Another proposal would allow accessory dwelling units (ADUs) to house seasonal workers, not just year-round residents. Very few people have built ADUs in the years since the bylaw was first passed, and the boards were divided on whether allowing seasonal workers to live in ADUs would entice more people, particularly business owners, to build them.
A third measure would increase the permissible height of residential construction in the general commercial zone, which is primarily along Shank Painter Road but also includes the northern reaches of Conwell Street. Buildings could be four rather than three stories tall. That extra story would be available only under the town’s inclusionary bylaw, which permits various bonuses and regulatory relief when affordable units make up at least one-sixth of a proposed development.

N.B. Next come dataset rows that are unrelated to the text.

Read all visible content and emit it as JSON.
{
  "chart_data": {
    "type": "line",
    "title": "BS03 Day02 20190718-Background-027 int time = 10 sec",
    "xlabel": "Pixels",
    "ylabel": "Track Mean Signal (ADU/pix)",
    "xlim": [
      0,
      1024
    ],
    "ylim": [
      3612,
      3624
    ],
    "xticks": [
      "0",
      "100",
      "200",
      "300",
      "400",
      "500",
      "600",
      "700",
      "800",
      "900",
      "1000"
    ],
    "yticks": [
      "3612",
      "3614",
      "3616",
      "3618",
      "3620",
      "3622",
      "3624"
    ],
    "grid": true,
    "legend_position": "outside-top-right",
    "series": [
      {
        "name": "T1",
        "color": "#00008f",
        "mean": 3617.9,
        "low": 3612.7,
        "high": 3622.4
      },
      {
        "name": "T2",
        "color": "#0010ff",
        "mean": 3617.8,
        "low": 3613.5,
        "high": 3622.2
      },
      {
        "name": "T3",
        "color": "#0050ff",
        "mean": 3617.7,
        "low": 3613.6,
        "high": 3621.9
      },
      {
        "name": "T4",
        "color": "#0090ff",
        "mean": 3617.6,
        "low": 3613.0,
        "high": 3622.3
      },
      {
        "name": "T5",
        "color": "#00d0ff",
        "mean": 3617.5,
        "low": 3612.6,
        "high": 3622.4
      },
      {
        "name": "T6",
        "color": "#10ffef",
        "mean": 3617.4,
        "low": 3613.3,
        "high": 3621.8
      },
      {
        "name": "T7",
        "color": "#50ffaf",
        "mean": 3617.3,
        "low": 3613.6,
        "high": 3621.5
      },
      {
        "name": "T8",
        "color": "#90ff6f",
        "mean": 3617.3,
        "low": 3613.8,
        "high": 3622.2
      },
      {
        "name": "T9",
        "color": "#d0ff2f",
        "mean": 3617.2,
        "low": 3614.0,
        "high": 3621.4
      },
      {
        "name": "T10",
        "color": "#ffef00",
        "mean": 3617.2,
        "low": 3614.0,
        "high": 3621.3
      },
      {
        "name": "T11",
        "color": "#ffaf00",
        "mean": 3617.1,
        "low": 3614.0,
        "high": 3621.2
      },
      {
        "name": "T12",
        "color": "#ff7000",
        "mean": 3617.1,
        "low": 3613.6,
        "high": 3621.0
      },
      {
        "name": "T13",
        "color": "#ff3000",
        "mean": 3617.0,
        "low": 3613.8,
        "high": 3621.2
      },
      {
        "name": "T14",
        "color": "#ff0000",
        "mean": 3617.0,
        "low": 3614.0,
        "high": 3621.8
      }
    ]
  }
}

Finally, there is a proposal to revamp the “in lieu” fee structure in the inclusionary bylaw. For multi-unit residential developments that do not make one-sixth of the units affordable, the inclusionary bylaw mandates a fee in lieu of the units, to be deposited in the affordable housing trust fund.
The boards discussed three alternatives that would raise the fees to varying degrees. Three members of the select board endorsed the option labeled “most aggressive.”
“I think people get it now — they’re paying attention,” said select board chair Dave Abramson. “In other years I think it was the people selling or developing that had more control or power at town meeting. We do now have the support to be more aggressive.”